My View

Proactive Support of Budding Principals
By JEFF EAKINS/School Administrator, June 2020

TEN YEARS AGO, we were a school district that lacked clarity around how to effectively and strategically support schools. Don’t get me wrong, a lot of staff from various divisions were working tirelessly to support the schools, but to our schools, this help seemed reactionary and, in many cases, not sustainable.

We had to look at ourselves in the mirror and ask, “Why have we created such a reactive system of support?”

The answer became clearer and clearer each time we were charged with filling a principal vacancy. Our candidate pool was drying up. Newly appointed principals were entering their roles lacking the support and training to develop as effective building leaders. This was not fair to them.

Our system was reactive because of a growing lack of trust with principal effectiveness in our schools. We had to rebuild that trust by rebuilding the process for preparing and supporting our principals. And we had to be more intentional.

Molding Incomers

Enter the Wallace Foundation and its support of our school district in building a high-quality principal pipeline. It was a game changer.

The Principal Pipeline Program is strategic. We encourage qualified teachers to apply for the Future Leaders Academy. From there, these candidates go through the Assistant Principal Induction Program, where we begin to mold them into the leaders we want them to be. After three years, an assistant principal can apply for and begin a course of study focused on hands-on experience relevant to the principal role. The final stage is the Principal Induction Program.

Each of the programs is grounded in a set of leadership standards, which are the driving force behind all parts of our comprehensive pipeline. The standards drive candidate recruitment, selection, preservice training, hiring, on-the-job support and evaluation of school leaders.

Deliberate Backing

Within a few years, we had more great principals ready to lead our schools.

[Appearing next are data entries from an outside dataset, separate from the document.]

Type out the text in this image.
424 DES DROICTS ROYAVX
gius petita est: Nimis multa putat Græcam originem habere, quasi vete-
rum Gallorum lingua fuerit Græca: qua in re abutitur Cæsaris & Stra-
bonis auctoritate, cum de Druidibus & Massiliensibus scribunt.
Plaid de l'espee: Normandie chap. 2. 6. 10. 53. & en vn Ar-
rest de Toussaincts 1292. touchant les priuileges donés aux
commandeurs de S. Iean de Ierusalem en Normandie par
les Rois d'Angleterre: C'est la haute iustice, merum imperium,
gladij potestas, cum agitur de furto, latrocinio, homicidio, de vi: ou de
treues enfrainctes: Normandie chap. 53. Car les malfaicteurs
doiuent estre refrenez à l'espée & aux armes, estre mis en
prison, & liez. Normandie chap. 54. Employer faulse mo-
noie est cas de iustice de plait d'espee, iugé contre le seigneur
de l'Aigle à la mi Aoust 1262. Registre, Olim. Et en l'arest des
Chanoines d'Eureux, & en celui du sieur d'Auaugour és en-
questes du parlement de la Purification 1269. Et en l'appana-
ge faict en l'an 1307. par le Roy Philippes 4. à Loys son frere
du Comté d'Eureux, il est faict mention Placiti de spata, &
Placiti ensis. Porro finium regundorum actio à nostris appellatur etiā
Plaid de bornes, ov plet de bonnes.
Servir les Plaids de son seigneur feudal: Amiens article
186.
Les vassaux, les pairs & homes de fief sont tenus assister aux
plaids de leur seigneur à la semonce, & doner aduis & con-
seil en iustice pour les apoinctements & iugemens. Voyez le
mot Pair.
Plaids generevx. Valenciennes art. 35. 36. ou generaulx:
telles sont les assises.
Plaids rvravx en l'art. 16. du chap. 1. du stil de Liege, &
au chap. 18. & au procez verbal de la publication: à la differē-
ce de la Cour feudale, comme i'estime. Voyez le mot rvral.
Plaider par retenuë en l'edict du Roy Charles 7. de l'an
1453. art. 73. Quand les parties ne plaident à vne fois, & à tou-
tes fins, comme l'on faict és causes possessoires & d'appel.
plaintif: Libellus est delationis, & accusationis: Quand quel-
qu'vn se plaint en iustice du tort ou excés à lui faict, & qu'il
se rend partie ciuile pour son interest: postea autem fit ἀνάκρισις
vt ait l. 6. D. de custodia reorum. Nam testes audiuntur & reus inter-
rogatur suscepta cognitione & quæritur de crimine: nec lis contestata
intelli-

Now we had to create a better districtwide support system for them. We needed strong people in central roles who knew how to give proper support.

We established a new system of area superintendents and principal coaches who also had an understanding of effective instructional leadership. We ensured everyone on the pipeline was working under the same instructional lens.

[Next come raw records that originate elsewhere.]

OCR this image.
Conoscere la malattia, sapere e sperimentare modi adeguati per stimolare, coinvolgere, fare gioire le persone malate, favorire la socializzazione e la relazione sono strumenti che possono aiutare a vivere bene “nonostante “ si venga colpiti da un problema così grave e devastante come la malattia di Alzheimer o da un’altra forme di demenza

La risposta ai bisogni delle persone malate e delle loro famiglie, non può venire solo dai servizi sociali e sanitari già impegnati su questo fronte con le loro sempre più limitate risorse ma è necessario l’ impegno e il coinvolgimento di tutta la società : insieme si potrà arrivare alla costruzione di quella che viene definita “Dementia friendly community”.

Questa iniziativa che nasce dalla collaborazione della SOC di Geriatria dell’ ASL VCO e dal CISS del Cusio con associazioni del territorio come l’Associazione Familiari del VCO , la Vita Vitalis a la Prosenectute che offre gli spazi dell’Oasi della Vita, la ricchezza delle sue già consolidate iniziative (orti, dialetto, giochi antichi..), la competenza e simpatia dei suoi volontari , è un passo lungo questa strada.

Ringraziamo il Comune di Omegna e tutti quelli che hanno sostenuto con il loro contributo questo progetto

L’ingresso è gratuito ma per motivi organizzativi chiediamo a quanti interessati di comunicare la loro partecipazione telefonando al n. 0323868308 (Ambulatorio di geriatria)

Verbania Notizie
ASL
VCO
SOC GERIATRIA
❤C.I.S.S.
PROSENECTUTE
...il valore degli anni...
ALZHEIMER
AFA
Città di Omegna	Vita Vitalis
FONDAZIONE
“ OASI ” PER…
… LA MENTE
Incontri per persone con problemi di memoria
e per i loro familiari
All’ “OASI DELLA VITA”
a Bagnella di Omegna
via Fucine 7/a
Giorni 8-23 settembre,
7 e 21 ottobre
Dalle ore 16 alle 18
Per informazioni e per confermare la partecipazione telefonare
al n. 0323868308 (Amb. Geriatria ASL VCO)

We also recognized the importance of preventing our great leaders from burning out. We are deliberate about this. We allow different departments to be more strategically responsive to the needs of our schools and not just create a haphazard system of support.

One area where we’ve been more responsive is our higher-needs schools — we call them our Achievement Schools. Not only do these schools receive their own highly specialized team of district leaders and supports, but the process to become a principal of one of these schools is even more intense. The candidate must complete the pipeline, have at least two years of experience as a principal and go through turnaround leadership. A system of specific support encourages and guides candidates the entire way.

Resources Remain

Another benefit of the pipeline is how fiscally responsible it is. It allows us greater clarity to make more effective financial decisions that are sustainable. The money from the Wallace Foundation grant is gone, but the pipeline and the resources in place to support it remain.

In short, the pipeline created great principals and our shifts in support enabled these leaders to succeed. We created a strong line of accountability that aligned the supports for principals and allowed the rest of the organization to support their schools in their own areas. We got out of our own way. By doing so, we put in place a system that sets our schools and our district up for success.

JEFF EAKINS retired in March as superintendent of Hillsborough County Public Schools in Tampa, Fla.